Anatomy of a webpage

In November 1995, HTML 2.0 was released – the first published standard – by 2000, it had evolved up past 4.0, which was widely used by competing browsers. It’s gone beyond version 5 now. Along the way, new tags and capabilities were added and some quietly disappeared – such as the universally-annoying tag that made type incessantly blink on and off.

Webpages started off pretty ugly and clunky. Any font could be specified in a webpage, but that font had to be installed on the surfer’s machine to be used. The basic problem is that the appearance of the webpage is totally dependent on the resources of the device it is viewed upon and the quirks and capabilities of the program that does it.

This has been the biggest design headache of HTML, one which continues to this day. This is one reason web designers charge so much. Trying to get the same look out of every possible viewing situation and browser has made for insanely complicated code, oftentimes using inelegant hacks, resulting in bland pages and occasional horrific messes. Not to mention a few burned-out coders and designers, too.

One of the most popular workarounds for a long time was using HTML tables to format webpages. Tables were intended to present regular arrays of data, but since each cell could be made a different size and hold graphics and even other cells, they were often stretched and squished to try to approximate a desired, usually complicated, layout. These problems have only been solved recently, partially through the use of the new “div” tag, which causes a section of the page to be treated as a single unit.

HTML code is very easy to recognize. Uniquely, all HTML tags are surrounded by angle brackets, that is, each tag starts with < and closes with >. These special characters are used by HTML to alert the web browser to the tag and not to display the tag itself. Almost all HTML tags come in two parts, starting and closing tags. A backslash (/) is included to show ending tags.
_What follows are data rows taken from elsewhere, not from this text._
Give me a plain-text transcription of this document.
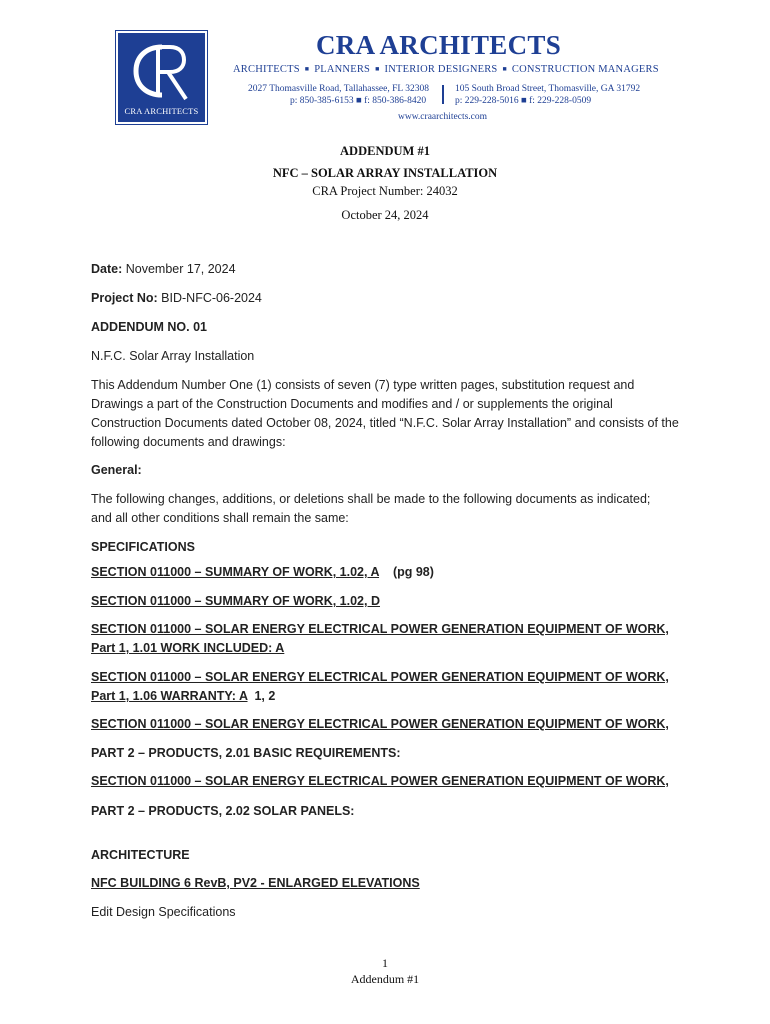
CRA ARCHITECTS
CRA ARCHITECTS
ARCHITECTS ■ PLANNERS ■ INTERIOR DESIGNERS ■ CONSTRUCTION MANAGERS
2027 Thomasville Road, Tallahassee, FL 32308
p: 850-385-6153 ■ f: 850-386-8420
105 South Broad Street, Thomasville, GA 31792
p: 229-228-5016 ■ f: 229-228-0509
www.craarchitects.com
ADDENDUM #1
NFC – SOLAR ARRAY INSTALLATION
CRA Project Number: 24032
October 24, 2024
Date: November 17, 2024
Project No: BID-NFC-06-2024
ADDENDUM NO. 01
N.F.C. Solar Array Installation
This Addendum Number One (1) consists of seven (7) type written pages, substitution request and Drawings a part of the Construction Documents and modifies and / or supplements the original Construction Documents dated October 08, 2024, titled “N.F.C. Solar Array Installation” and consists of the following documents and drawings:
General:
The following changes, additions, or deletions shall be made to the following documents as indicated; and all other conditions shall remain the same:
SPECIFICATIONS
SECTION 011000 – SUMMARY OF WORK, 1.02, A    (pg 98)
SECTION 011000 – SUMMARY OF WORK, 1.02, D
SECTION 011000 – SOLAR ENERGY ELECTRICAL POWER GENERATION EQUIPMENT OF WORK, Part 1, 1.01 WORK INCLUDED: A
SECTION 011000 – SOLAR ENERGY ELECTRICAL POWER GENERATION EQUIPMENT OF WORK, Part 1, 1.06 WARRANTY: A  1, 2
SECTION 011000 – SOLAR ENERGY ELECTRICAL POWER GENERATION EQUIPMENT OF WORK,
PART 2 – PRODUCTS, 2.01 BASIC REQUIREMENTS:
SECTION 011000 – SOLAR ENERGY ELECTRICAL POWER GENERATION EQUIPMENT OF WORK,
PART 2 – PRODUCTS, 2.02 SOLAR PANELS:
ARCHITECTURE
NFC BUILDING 6 RevB, PV2 - ENLARGED ELEVATIONS
Edit Design Specifications
1
Addendum #1
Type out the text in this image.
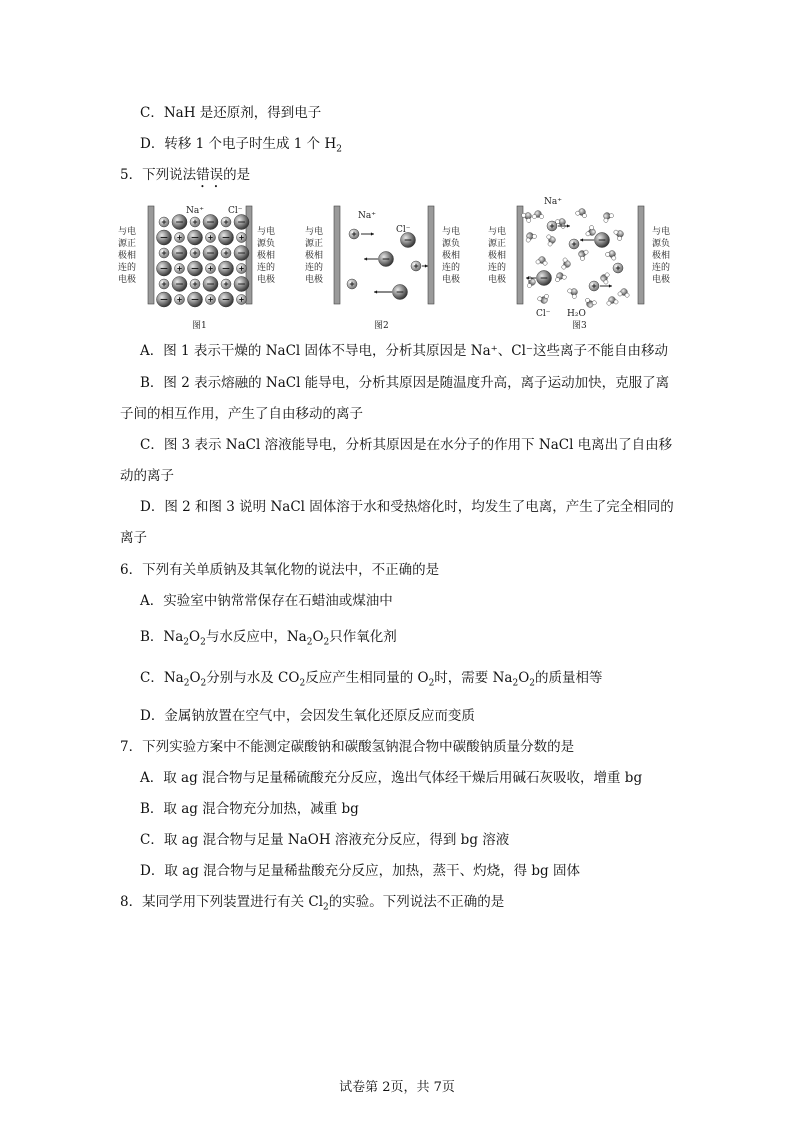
C．NaH 是还原剂，得到电子
D．转移 1 个电子时生成 1 个 $H_2$
5．下列说法错误的是
与电
源正
极相
连的
电极
Na⁺	Cl⁻
与电
源负
极相
连的
电极
图1
与电
源正
极相
连的
电极
Na⁺
Cl⁻	与电
源负
极相
连的
电极
图2
与电
源正
极相
连的
电极
Na⁺
Cl⁻ H₂O
与电
源负
极相
连的
电极
图3
A．图 1 表示干燥的 NaCl 固体不导电，分析其原因是 Na⁺、Cl⁻这些离子不能自由移动
B．图 2 表示熔融的 NaCl 能导电，分析其原因是随温度升高，离子运动加快，克服了离
子间的相互作用，产生了自由移动的离子
C．图 3 表示 NaCl 溶液能导电，分析其原因是在水分子的作用下 NaCl 电离出了自由移
动的离子
D．图 2 和图 3 说明 NaCl 固体溶于水和受热熔化时，均发生了电离，产生了完全相同的
离子
6．下列有关单质钠及其氧化物的说法中，不正确的是
A．实验室中钠常常保存在石蜡油或煤油中
B．$Na_2O_2$与水反应中，$Na_2O_2$只作氧化剂
C．$Na_2O_2$分别与水及 $CO_2$反应产生相同量的 $O_2$时，需要 $Na_2O_2$的质量相等
D．金属钠放置在空气中，会因发生氧化还原反应而变质
7．下列实验方案中不能测定碳酸钠和碳酸氢钠混合物中碳酸钠质量分数的是
A．取 ag 混合物与足量稀硫酸充分反应，逸出气体经干燥后用碱石灰吸收，增重 bg
B．取 ag 混合物充分加热，减重 bg
C．取 ag 混合物与足量 NaOH 溶液充分反应，得到 bg 溶液
D．取 ag 混合物与足量稀盐酸充分反应，加热，蒸干、灼烧，得 bg 固体
8．某同学用下列装置进行有关 $Cl_2$的实验。下列说法不正确的是
试卷第 2页，共 7页
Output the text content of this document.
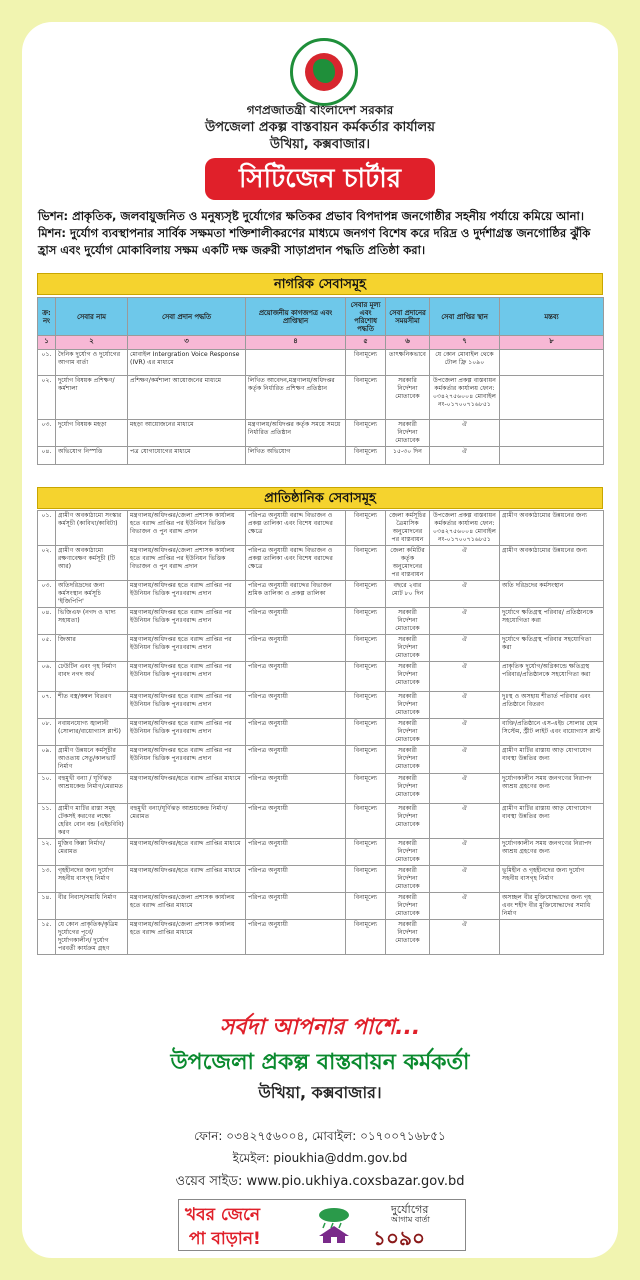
গণপ্রজাতন্ত্রী বাংলাদেশ সরকার
উপজেলা প্রকল্প বাস্তবায়ন কর্মকর্তার কার্যালয়
উখিয়া, কক্সবাজার।
সিটিজেন চার্টার
ভিশন: প্রাকৃতিক, জলবায়ুজনিত ও মনুষ্যসৃষ্ট দুর্যোগের ক্ষতিকর প্রভাব বিপদাপন্ন জনগোষ্ঠীর সহনীয় পর্যায়ে কমিয়ে আনা।
মিশন: দুর্যোগ ব্যবস্থাপনার সার্বিক সক্ষমতা শক্তিশালীকরণের মাধ্যমে জনগণ বিশেষ করে দরিদ্র ও দুর্দশাগ্রস্ত জনগোষ্ঠির ঝুঁকি হ্রাস এবং দুর্যোগ মোকাবিলায় সক্ষম একটি দক্ষ জরুরী সাড়াপ্রদান পদ্ধতি প্রতিষ্ঠা করা।
নাগরিক সেবাসমূহ
ক্র: নং	সেবার নাম	সেবা প্রদান পদ্ধতি	প্রয়োজনীয় কাগজপত্র এবং প্রাপ্তিস্থান	সেবার মূল্য এবং পরিশোধ পদ্ধতি	সেবা প্রদানের সময়সীমা	সেবা প্রাপ্তির স্থান	মন্তব্য
১	২	৩	৪	৫	৬	৭	৮
০১.	দৈনিক দুর্যোগ ও দুর্যোগের আগাম বার্তা	মোবাইল Intergration Voice Response (IVR) এর মাধ্যমে		বিনামূল্যে	তাৎক্ষনিকভাবে	যে কোন মোবাইল থেকে টোল ফ্রি ১০৯০	
০২.	দুর্যোগ বিষয়ক প্রশিক্ষণ/ কর্মশালা	প্রশিক্ষণ/কর্মশালা আয়োজনের মাধ্যমে	লিখিত আবেদন,মন্ত্রণালয়/অধিদপ্তর কর্তৃক নির্ধারিত প্রশিক্ষণ প্রতিষ্ঠান	বিনামূল্যে	সরকারি নির্দেশনা মোতাবেক	উপজেলা প্রকল্প বাস্তবায়ন কর্মকর্তার কার্যালয় ফোন: ০৩৪২৭৫৬০০৪ মোবাইল নং-০১৭০০৭১৬৮৫১	
০৩.	দুর্যোগ বিষয়ক মহড়া	মহড়া আয়োজনের মাধ্যমে	মন্ত্রণালয়/অধিদপ্তর কর্তৃক সময়ে সময়ে নির্ধারিত প্রতিষ্ঠান	বিনামূল্যে	সরকারী নির্দেশনা মোতাবেক	ঐ	
০৪.	অভিযোগ নিস্পত্তি	পত্র যোগাযোগের মাধ্যমে	লিখিত অভিযোগ	বিনামূল্যে	১৫-৩০ দিন	ঐ	
প্রাতিষ্ঠানিক সেবাসমূহ
০১.	গ্রামীণ অবকাঠামো সংস্কার কর্মসূচী (কাবিখা/কাবিটা)	মন্ত্রণালয়/অধিদপ্তর/জেলা প্রশাসক কার্যালয় হতে বরাদ্দ প্রাপ্তির পর ইউনিয়ন ভিত্তিক বিভাজন ও পুন বরাদ্দ প্রদান	পরিপত্র অনুযায়ী বরাদ্দ বিভাজন ও প্রকল্প তালিকা এবং বিশেষ বরাদ্দের ক্ষেত্রে	বিনামূল্যে	জেলা কর্মসূচির ত্রৈমাসিক অনুমোদনের পর বাস্তবায়ন	উপজেলা প্রকল্প বাস্তবায়ন কর্মকর্তার কার্যালয় ফোন: ০৩৪২৭৫৬০০৪ মোবাইল নং-০১৭০০৭১৬৮৫১	গ্রামীণ অবকাঠামোর উন্নয়নের জন্য
০২.	গ্রামীণ অবকাঠামো রক্ষণাবেক্ষণ কর্মসূচী (টি আর)	মন্ত্রণালয়/অধিদপ্তর/জেলা প্রশাসক কার্যালয় হতে বরাদ্দ প্রাপ্তির পর ইউনিয়ন ভিত্তিক বিভাজন ও পুন বরাদ্দ প্রদান	পরিপত্র অনুযায়ী বরাদ্দ বিভাজন ও প্রকল্প তালিকা এবং বিশেষ বরাদ্দের ক্ষেত্রে	বিনামূল্যে	জেলা কমিটির কর্তৃক অনুমোদনের পর বাস্তবায়ন	ঐ	গ্রামীণ অবকাঠামোর উন্নয়নের জন্য
০৩.	অতিদরিদ্রদের জন্য কর্মসংস্থান কর্মসূচি 'ইজিপিপি'	মন্ত্রণালয়/অধিদপ্তর হতে বরাদ্দ প্রাপ্তির পর ইউনিয়ন ভিত্তিক পুনঃবরাদ্দ প্রদান	পরিপত্র অনুযায়ী বরাদ্দের বিভাজন শ্রমিক তালিকা ও প্রকল্প তালিকা	বিনামূল্যে	বছরে ২বার মোট ৮০ দিন	ঐ	অতি দরিদ্রদের কর্মসংস্থান
০৪.	ভিজিএফ (নগদ ও খাদ্য সহায়তা)	মন্ত্রণালয়/অধিদপ্তর হতে বরাদ্দ প্রাপ্তির পর ইউনিয়ন ভিত্তিক পুনঃবরাদ্দ প্রদান	পরিপত্র অনুযায়ী	বিনামূল্যে	সরকারী নির্দেশনা মোতাবেক	ঐ	দুর্যোগে ক্ষতিগ্রস্থ পরিবার/ প্রতিষ্ঠানকে সহযোগিতা করা
০৫.	জিআর	মন্ত্রণালয়/অধিদপ্তর হতে বরাদ্দ প্রাপ্তির পর ইউনিয়ন ভিত্তিক পুনঃবরাদ্দ প্রদান	পরিপত্র অনুযায়ী	বিনামূল্যে	সরকারী নির্দেশনা মোতাবেক	ঐ	দুর্যোগে ক্ষতিগ্রস্থ পরিবার সহযোগিতা করা
০৬.	ঢেউটিন এবং গৃহ নির্মাণ বাবদ নগদ অর্থ	মন্ত্রণালয়/অধিদপ্তর হতে বরাদ্দ প্রাপ্তির পর ইউনিয়ন ভিত্তিক পুনঃবরাদ্দ প্রদান	পরিপত্র অনুযায়ী	বিনামূল্যে	সরকারী নির্দেশনা মোতাবেক	ঐ	প্রাকৃতিক দুর্যোগ/অগ্নিকান্ডে ক্ষতিগ্রস্থ পরিবার/প্রতিষ্ঠানকে সহযোগিতা করা
০৭.	শীত বস্ত্র/কম্বল বিতরণ	মন্ত্রণালয়/অধিদপ্তর হতে বরাদ্দ প্রাপ্তির পর ইউনিয়ন ভিত্তিক পুনঃবরাদ্দ প্রদান	পরিপত্র অনুযায়ী	বিনামূল্যে	সরকারী নির্দেশনা মোতাবেক	ঐ	দুঃস্থ ও অসহায় শীতার্ত পরিবার এবং প্রতিষ্ঠানে বিতরণ
০৮.	নবায়নযোগ্য জ্বালানী (সোলার/বায়োগ্যাস প্লান্ট)	মন্ত্রণালয়/অধিদপ্তর হতে বরাদ্দ প্রাপ্তির পর ইউনিয়ন ভিত্তিক পুনঃবরাদ্দ প্রদান	পরিপত্র অনুযায়ী	বিনামূল্যে	সরকারী নির্দেশনা মোতাবেক	ঐ	ব্যক্তি/প্রতিষ্ঠানে এস-এইচ সোলার হোম সিস্টেম, স্ট্রীট লাইট এবং বায়োগ্যাস প্লান্ট
০৯.	গ্রামীণ উন্নয়নে কর্মসূচীর আওতায় সেতু/কালভার্ট নির্মাণ	মন্ত্রণালয়/অধিদপ্তর হতে বরাদ্দ প্রাপ্তির পর ইউনিয়ন ভিত্তিক পুনঃবরাদ্দ প্রদান	পরিপত্র অনুযায়ী	বিনামূল্যে	সরকারী নির্দেশনা মোতাবেক	ঐ	গ্রামীণ মাটির রাস্তায় আড় যোগাযোগ ব্যবস্থা উন্নতির জন্য
১০.	বহুমুখী বন্যা / ঘূর্ণিঝড় আশ্রয়কেন্দ্র নির্মাণ/মেরামত	মন্ত্রণালয়/অধিদপ্তর/হতে বরাদ্দ প্রাপ্তির মাধ্যমে	পরিপত্র অনুযায়ী	বিনামূল্যে	সরকারী নির্দেশনা মোতাবেক	ঐ	দুর্যোগকালীন সময় জনগণের নিরাপদ আশ্রয় গ্রহণের জন্য
১১.	গ্রামীণ মাটির রাস্তা সমূহ টেকসই করণের লক্ষ্যে হেরিং বোন বন্ড (এইচবিবি) করণ	বহুমুখী বন্যা/ঘূর্ণিঝড় আশ্রয়কেন্দ্র নির্মাণ/মেরামত	পরিপত্র অনুযায়ী	বিনামূল্যে	সরকারী নির্দেশনা মোতাবেক	ঐ	গ্রামীণ মাটির রাস্তায় আড় যোগাযোগ ব্যবস্থা উন্নতির জন্য
১২.	মুজিব কিল্লা নির্মাণ/ মেরামত	মন্ত্রণালয়/অধিদপ্তর/হতে বরাদ্দ প্রাপ্তির মাধ্যমে	পরিপত্র অনুযায়ী	বিনামূল্যে	সরকারী নির্দেশনা মোতাবেক	ঐ	দুর্যোগকালীন সময় জনগণের নিরাপদ আশ্রয় গ্রহণের জন্য
১৩.	গৃহহীনদের জন্য দুর্যোগ সহনীয় বাসগৃহ নির্মাণ	মন্ত্রণালয়/অধিদপ্তর/হতে বরাদ্দ প্রাপ্তির মাধ্যমে	পরিপত্র অনুযায়ী	বিনামূল্যে	সরকারী নির্দেশনা মোতাবেক	ঐ	ভূমিহীন ও গৃহহীনদের জন্য দুর্যোগ সহনীয় বাসগৃহ নির্মাণ
১৪.	বীর নিবাস/সমাধি নির্মাণ	মন্ত্রণালয়/অধিদপ্তর/জেলা প্রশাসক কার্যালয় হতে বরাদ্দ প্রাপ্তির মাধ্যমে	পরিপত্র অনুযায়ী	বিনামূল্যে	সরকারী নির্দেশনা মোতাবেক	ঐ	অসচ্ছল বীর মুক্তিযোদ্ধাদের জন্য গৃহ এবং শহীদ বীর মুক্তিযোদ্ধাদের সমাধি নির্মাণ
১৫.	যে কোন প্রাকৃতিক/কৃত্রিম দুর্যোগের পূর্বে/দুর্যোগকালীন/ দুর্যোগ পরবর্তী কার্যক্রম গ্রহণ	মন্ত্রণালয়/অধিদপ্তর/জেলা প্রশাসক কার্যালয় হতে বরাদ্দ প্রাপ্তির মাধ্যমে	পরিপত্র অনুযায়ী	বিনামূল্যে	সরকারী নির্দেশনা মোতাবেক	ঐ	
সর্বদা আপনার পাশে...
উপজেলা প্রকল্প বাস্তবায়ন কর্মকর্তা
উখিয়া, কক্সবাজার।
ফোন: ০৩৪২৭৫৬০০৪, মোবাইল: ০১৭০০৭১৬৮৫১
ইমেইল: pioukhia@ddm.gov.bd
ওয়েব সাইড: www.pio.ukhiya.coxsbazar.gov.bd
খবর জেনে
পা বাড়ান!
দুর্যোগের
আগাম বার্তা
১০৯০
Only the content visible between the twin tags is affected by them.

HTML and webpage

An HTML document and resulting webpage

So to display < as meaning “less than” in the content of a webpage, it also has to be written in special characters to make it actually visible on the page, in this case as &#60. Otherwise the browser will see the left angle bracket as a tag marker. Some tags are simple: “h1” is a headline, “p” indicates a paragraph, “i” for italic, “b” for bold and so on. Further complications come from nesting tags to apply multiply conditions to text, so there could be a bold headline with just the title of a book italicized in it. Others that describe placement or color effects or contain scripts can be much more complicated.

A webpage has lots of HTML scattered throughout, identifying one thing as a headline, another as a paragraph, making a word bold or italic, telling the page to place an image in one place and a link in another, and so on. None of the fonts, icons, and graphics, photos, or film clips that the page shows are actually part of the document, sometimes not even the text itself. HTML links fetch them all to be embedded in the right spots when the page is actually viewed. Ads or news feeds may be fetched from other servers as well.

Even so, there is a lot more information hidden in a webpage than is visible in the “body”, the section of the webpage that contains all the content. Above that is another section, invisible in browsers, the “head” which contains data about the document itself. This includes its title and basic instructions, plus much “meta” data about who wrote it, what it’s about, keywords, and so forth, which is often helpful to search engines.

HTML will keep evolving. It already has been adapted to many non-English languages and writing systems such as Chinese. Recent developments also include tags for formatting audible information for deaf people.

But to do its job effectively on all devices, much more than HTML is needed. HTML only provides a basic framework to the content. To employ flexible and elegant layouts for every screen and be truly interactive, style sheets and scripts are needed, too. These will be discussed in future articles in this series.